Iran’s new terms "are much more stringent than those offered before the war. From this perspective, this war is actually a failure for the US," the South China Morning Post quotes the expert as saying.
Zhu Yongbiao noted that Washington has failed to achieve regime change in Tehran - its main stated goal, "which [US President Donald] Trump quickly abandoned" - while Iran has retained control of the Strait of Hormuz. Moreover, the US and Israel "expended many of their sophisticated air-defense missiles to intercept far cheaper Iranian drones and projectiles." Washington’s serious underestimation of Iran’s capabilities, as well as American power and Israeli influence, contributed to this failure. The US was unprepared for a protracted war and lacked coherent contingency plans if its primary objective stalled, the expert noted.

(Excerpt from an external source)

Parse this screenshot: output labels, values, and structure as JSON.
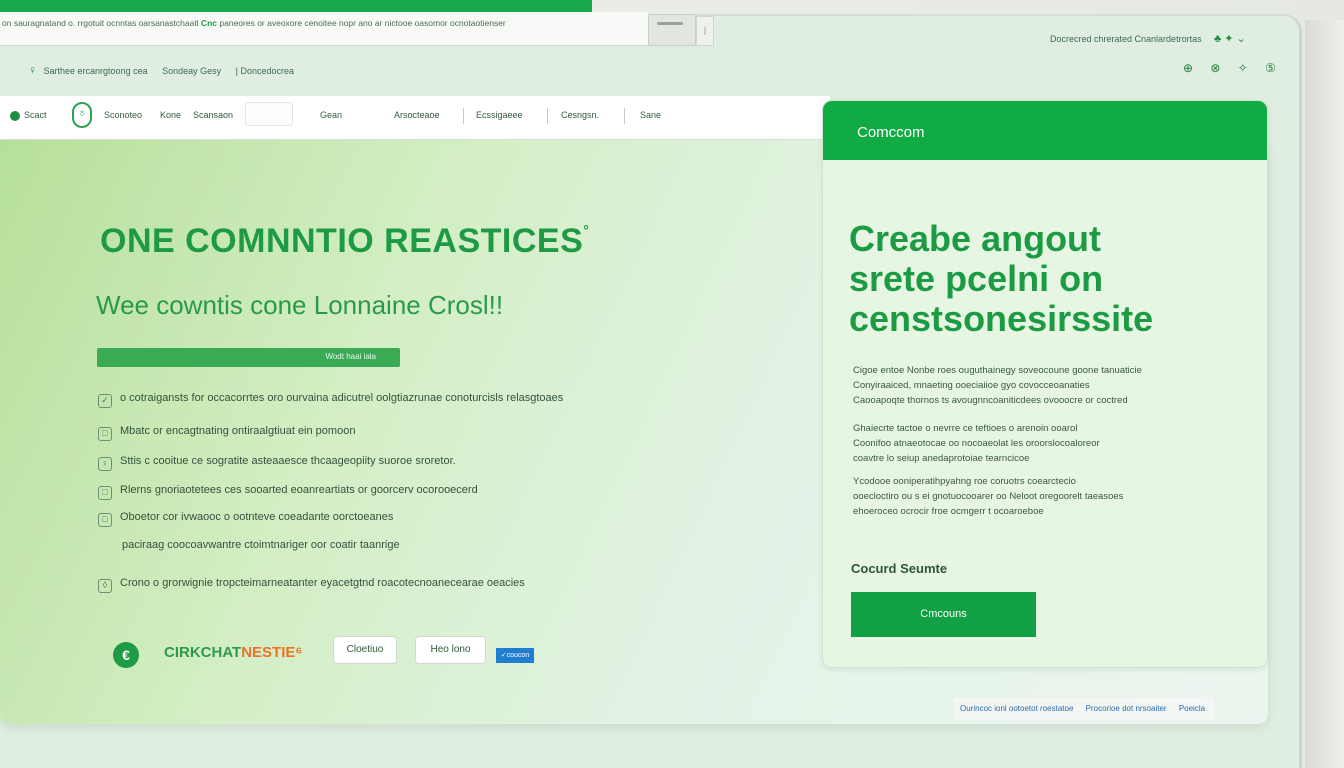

Ma Bo, an associate professor at Nanjing University’s school of international studies, characterized the US problem as one of strategic design rather than tactical execution. He believes Washington set unrealistic goals and constantly changed them during the conflict, leaving itself no clear way out. "Despite its military superiority, Washington also failed to ensure the stable transit of the Strait of Hormuz, instead letting Tehran weaponize the chokepoint and redirect economic pressure onto global markets," Ma Bo added. He believes it’s possible the conflict will gradually shift "from US-Iran to Israel-Iran confrontation, with America stepping back to provide intelligence, weapons and diplomatic support behind the scenes." Should that happen, "any US-Iran ceasefire deal would be fundamentally hollowed out," Ma Bo believes.
Zhao Minghao, a professor at the Institute of International Studies at Fudan University, said the US was "paying an enormous price" for its self-chosen war. Before the war, shipping in the Strait of Hormuz was unimpeded, and Trump’s urgent attempt to open it portrays the US president as "trying to solve a crisis of his own making," he added. The Trump administration "was drawn into a quagmire," as this war is "damaging American credibility and exposing cracks in the US alliance system," the expert noted.